(A blog post to nominally celebrate tonight’s England vs. Spain match in the 2024 Euro’s, but actually an excuse to trot out a bizarre alcohol-related vending machine I’ve been saving up for nearly a year, and one alcohol proximal machine I’ve had for about a month).
If you’ve been overindulging on the old 8-Ace and Monday mornings alarm clock is about to come knocking, you’ll be glad that this irresponsible and likely plain wrong vending machine is as historical as the auction that sold it.

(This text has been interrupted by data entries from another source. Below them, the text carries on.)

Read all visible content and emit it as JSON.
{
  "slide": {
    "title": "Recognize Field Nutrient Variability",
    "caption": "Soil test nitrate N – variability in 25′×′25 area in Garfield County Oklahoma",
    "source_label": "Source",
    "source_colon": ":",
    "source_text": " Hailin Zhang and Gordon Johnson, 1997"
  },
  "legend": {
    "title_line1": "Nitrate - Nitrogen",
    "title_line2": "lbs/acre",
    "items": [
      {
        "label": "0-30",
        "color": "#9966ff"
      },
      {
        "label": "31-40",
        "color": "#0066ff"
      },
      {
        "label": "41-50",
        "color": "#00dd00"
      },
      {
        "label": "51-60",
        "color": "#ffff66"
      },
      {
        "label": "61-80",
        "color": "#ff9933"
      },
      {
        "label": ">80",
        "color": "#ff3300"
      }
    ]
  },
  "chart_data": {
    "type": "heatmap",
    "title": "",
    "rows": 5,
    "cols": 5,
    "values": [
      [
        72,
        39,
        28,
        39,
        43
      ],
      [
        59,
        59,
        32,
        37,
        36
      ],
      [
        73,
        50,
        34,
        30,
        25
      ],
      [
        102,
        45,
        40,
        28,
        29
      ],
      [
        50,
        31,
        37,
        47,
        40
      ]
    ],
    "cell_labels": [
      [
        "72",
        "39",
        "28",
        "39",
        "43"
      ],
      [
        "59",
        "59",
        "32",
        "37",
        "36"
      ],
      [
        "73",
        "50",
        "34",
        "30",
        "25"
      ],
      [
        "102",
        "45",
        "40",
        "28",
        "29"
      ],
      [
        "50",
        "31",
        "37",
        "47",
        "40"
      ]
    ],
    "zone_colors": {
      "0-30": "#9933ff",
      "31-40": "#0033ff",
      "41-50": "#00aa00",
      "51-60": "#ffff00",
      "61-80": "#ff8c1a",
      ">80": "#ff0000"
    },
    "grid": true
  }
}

That’s right, the machine claims you can chug down a phial or 3 of fructose, sorry, pure FRUCTOSE for 50 new pence and avoid blowing positive as you weave your merry way home from the pub. It then offers a snippet from the Scottish Medical Journal to back this up. I think the referenced trial is this one* (note the adjacent article*!), and there are many more like them from the 1970s and 1980s. In fact, there has been a recent-ish attempt in France to market a soft drink with similar claims, which rather irritated the authorities over there. After one agency spoke to another they published an opinion, helpfully also in English, containing a brief history of fructose vs. alcohol claims and offer their opinion that it probably does very little for the average intoxicated Joe.
*To my surprise not only are these ancient articles not Open Access, but even my two fairly broad usual methods show no subscription. An abstract for the machine cited article (can machines cite an article? What referencing style should they use? Is this a new concern for the AI age? Write in!) is available at the host site here. And has a conclusion the machine manufacturer would probably rather you didn’t see.
It is suggested that laevulose [a form of Fructose] is helpful in the management of inebriated patients in whom there is clinical suspicion of accompanying head injury.
Patel AR, Paton AM, Rowan T, Lawson DH, Linton AL. Clinical Studies on the Effect of Laevulose on the Rate of Metabolism of Ethyl Alcohol. Scottish Medical Journal. 1969;14(8):268-271. doi:10.1177/003693306901400803
- Most of the trials involve severe intoxication. The named Glasgow Western Infirmary (Rest in PFI) were however particularly involved in research involving alcohol intoxication and misuse and many of their findings and protocols (but not this one) have gone on to national adoption.
- Some of them involved IV (injection or infusion) use of Fructose.
- Most of the trials involve small numbers, so extrapolation to general population is foolish.
- The results vary wildly in any case.
- You would need to bash yourself over the head to fit in with the citation on the machine.
So beat that Ben Goldacre; Viz, Vending Machines and actual empirical evidence in one post. And we’ve not even finished yet…
Part 2.
And so now we move on to the award for Best Re-Use Of A 1970s Vending Machine for 1990s problems, Southern England Coastal Section.
As Harold (you know, Harold…?) reminds us in point No. 9, pre-smartphone obsession taking pictures in clubs was a bit of a hit-and-miss affair even when you could be bothered. And we mostly couldn’t be bothered to take pictures of our nights out. Mostly. In fact, why bother when the results usually looked like this?
Or that. In fact that second one is probably by a professional photographer rather than a disposable, but you get the idea. And so did this lot;
Seven quid though, seems a bit steep even then doesn’t it? And if you need to get a token from the bar (suspect the exact shape of an old 10p, possibly the downfall of this machine) why not just sell cameras at the bar on commission? I mean, you’d have to account for the cash / tokens anyway? Maybe Sir John Harvey Jones didn’t get round to Photovend (reference there for the cool clubbing kids) which is surprising as he definitely liked a drink. [Great tie in to Part 1, keep going! – Ed.].
Sadly there are no internal pictures but I imagine certain makes of disposable camera would just about fit into a milled out Locwil drawer. Actually I also now realise that the eBay seller of this machine is based in Gravesend but the machine might have had nothing to do with that part of the country. It does have a London phone number though so I’m in the right ballpark. That said I’m sure the vending machines at Glasgow Western Infirmary could have had London phone numbers on. Ah well. [You’re fired, better enquire about that Photovend franchise opportunity – Ed.].
I’ll leave you with a treasured memory almost certainly NOT taken with one of Photovend’s Disposabl’e Camera’s. Let’s hear it for the whistle crew!